Lawfare, amenaza a la independencia judicial
La segunda cuestión es la relativa al denominado lawfare o “judicialización de la política”, que se ha concretado en los pactos de investidura con la referencia a la formación de comisiones de investigación parlamentarias sobre las actuaciones judiciales, y a consecuencias concretas como acciones de responsabilidad o modificaciones legislativas. Esta es, tal vez, la que contiene consecuencias más sensibles, por lo que implica en relación con la imparcialidad de los jueces. La independencia judicial no es un recurso retórico: sin jueces independientes es imposible la garantía de decisiones imparciales. Resulta inverosímil la independencia de un juez cuando ha de estar sometido al control de comisiones parlamentarias. La lucha contra la corrupción es, en este punto, un ejemplo más que suficiente: ¿Qué garantiza la imparcialidad de los jueces que han de decidir sobre la culpabilidad en casos de corrupción, si políticos de los partidos a los que pertenecen los acusados pueden someterlos, posteriormente, a una comisión de investigación? Sin duda, los jueces no siempre aciertan y, en ocasiones, han de responder por sus desaciertos, pero su responsabilidad está definida, fundamentalmente, por la posibilidad de ser juzgados por prevaricación; eso sí, en el curso de un proceso judicial con las mismas garantías con las que ellos han juzgado, y esto, evidentemente, no lo garantiza una comisión parlamentaria.
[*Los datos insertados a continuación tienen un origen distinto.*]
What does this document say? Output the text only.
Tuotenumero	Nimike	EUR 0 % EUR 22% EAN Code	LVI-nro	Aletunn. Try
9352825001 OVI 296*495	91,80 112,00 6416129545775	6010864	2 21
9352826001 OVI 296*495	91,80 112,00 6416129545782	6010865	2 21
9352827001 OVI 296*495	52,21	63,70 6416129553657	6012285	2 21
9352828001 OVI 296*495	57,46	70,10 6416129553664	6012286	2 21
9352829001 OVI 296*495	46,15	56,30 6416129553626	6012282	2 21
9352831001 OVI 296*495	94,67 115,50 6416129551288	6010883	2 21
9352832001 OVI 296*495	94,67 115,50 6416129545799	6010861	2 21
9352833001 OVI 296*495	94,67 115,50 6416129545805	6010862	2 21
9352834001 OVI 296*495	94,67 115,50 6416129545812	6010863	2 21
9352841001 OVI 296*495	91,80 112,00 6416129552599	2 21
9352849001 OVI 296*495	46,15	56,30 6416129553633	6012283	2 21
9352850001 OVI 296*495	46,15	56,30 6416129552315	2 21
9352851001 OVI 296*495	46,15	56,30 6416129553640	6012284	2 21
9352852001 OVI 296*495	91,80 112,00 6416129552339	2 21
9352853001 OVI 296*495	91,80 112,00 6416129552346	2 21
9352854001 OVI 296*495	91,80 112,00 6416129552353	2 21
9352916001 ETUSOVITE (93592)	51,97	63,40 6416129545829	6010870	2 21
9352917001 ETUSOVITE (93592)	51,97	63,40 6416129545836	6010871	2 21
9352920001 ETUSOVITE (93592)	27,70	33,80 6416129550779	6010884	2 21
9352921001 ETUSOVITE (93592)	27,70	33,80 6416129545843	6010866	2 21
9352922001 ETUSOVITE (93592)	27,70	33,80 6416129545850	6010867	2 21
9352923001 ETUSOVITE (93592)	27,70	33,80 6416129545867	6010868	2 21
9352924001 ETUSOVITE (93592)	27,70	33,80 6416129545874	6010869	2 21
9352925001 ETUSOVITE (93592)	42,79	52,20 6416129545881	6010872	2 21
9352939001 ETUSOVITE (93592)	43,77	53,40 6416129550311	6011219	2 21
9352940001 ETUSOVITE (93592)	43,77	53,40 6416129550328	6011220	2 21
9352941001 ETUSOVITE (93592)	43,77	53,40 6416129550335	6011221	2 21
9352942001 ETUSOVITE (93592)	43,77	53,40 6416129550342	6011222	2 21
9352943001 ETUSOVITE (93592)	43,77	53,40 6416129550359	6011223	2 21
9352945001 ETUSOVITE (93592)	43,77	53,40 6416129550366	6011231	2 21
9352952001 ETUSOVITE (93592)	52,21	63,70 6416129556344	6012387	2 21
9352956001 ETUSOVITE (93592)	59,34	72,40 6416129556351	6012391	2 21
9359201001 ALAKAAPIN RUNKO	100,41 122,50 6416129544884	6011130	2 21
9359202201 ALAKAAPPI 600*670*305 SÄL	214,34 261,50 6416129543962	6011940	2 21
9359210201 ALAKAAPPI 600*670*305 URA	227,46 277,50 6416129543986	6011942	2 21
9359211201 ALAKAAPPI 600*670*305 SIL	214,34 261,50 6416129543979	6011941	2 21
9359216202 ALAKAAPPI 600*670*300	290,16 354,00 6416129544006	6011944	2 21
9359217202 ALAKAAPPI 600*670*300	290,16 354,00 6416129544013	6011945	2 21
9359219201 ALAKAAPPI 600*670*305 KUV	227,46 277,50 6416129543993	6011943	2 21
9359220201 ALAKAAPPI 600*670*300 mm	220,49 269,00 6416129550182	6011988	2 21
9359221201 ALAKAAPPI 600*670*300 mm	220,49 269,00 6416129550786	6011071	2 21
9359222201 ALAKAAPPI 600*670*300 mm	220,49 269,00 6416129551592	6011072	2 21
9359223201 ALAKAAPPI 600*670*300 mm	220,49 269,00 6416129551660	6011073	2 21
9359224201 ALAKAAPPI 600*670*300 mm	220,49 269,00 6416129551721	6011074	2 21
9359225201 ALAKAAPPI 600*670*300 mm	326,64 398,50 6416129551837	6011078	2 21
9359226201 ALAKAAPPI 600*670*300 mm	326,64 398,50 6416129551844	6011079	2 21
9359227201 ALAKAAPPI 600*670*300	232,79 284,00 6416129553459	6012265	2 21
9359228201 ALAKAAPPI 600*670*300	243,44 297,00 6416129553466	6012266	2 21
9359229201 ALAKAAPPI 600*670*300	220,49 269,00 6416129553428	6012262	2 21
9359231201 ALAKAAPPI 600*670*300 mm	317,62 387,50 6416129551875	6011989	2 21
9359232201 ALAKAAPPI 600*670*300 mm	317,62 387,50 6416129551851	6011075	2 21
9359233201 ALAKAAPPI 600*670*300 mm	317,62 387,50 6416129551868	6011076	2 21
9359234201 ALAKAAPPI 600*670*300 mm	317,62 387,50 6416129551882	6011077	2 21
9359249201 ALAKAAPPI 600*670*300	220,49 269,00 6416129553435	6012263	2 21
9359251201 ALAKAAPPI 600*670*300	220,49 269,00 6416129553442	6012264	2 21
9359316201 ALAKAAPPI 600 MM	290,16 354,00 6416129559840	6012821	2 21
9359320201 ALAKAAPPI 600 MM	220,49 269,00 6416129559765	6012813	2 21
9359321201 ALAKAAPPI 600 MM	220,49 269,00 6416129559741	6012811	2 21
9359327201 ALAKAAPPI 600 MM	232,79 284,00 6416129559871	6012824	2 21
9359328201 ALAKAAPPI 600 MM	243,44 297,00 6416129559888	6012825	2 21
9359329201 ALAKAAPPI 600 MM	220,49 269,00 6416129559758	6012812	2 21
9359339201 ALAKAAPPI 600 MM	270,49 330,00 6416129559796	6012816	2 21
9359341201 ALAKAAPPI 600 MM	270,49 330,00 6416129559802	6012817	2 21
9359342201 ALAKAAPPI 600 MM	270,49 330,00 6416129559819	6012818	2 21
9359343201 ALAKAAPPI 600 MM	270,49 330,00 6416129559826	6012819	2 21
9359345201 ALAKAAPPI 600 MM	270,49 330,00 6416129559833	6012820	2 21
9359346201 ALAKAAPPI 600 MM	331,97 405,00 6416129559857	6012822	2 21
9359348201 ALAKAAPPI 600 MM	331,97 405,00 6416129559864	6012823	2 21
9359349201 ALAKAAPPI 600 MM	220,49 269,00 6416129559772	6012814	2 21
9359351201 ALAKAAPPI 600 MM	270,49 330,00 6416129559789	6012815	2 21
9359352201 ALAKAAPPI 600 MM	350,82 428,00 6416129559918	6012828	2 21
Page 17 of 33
La alusión a la “judicialización de la política” constituye una afirmación especialmente grave, que sólo puede responder a dos razones: o bien se quiere decir que los jueces actúan con criterios políticos y no jurídicos; o bien se cuestiona que los delitos cometidos con fines políticos pueden estar sujetos necesariamente al control judicial. La primera razón sólo puede mantenerse si se considera que el sistema de responsabilidad de los jueces, y sobre todo de responsabilidad penal por el delito de prevaricación, no está garantizado; pero la experiencia demuestra lo contrario, y no son pocos los jueces –tampoco pueden ser muchos en un sistema que funciona correctamente– que han sido condenados por otros jueces. La segunda razón es, desde luego, el paradigma de una crisis institucional profunda: la pretensión de los políticos de escapar al control judicial al que están sujetos los ciudadanos a los que representan.
En estas circunstancias, en las que la erosión de resortes esenciales para la confianza en el derecho y en su aplicación es tan sensible, es difícil mantener expectativas de estabilidad en las instituciones y, por ello, de una seguridad jurídica esencial.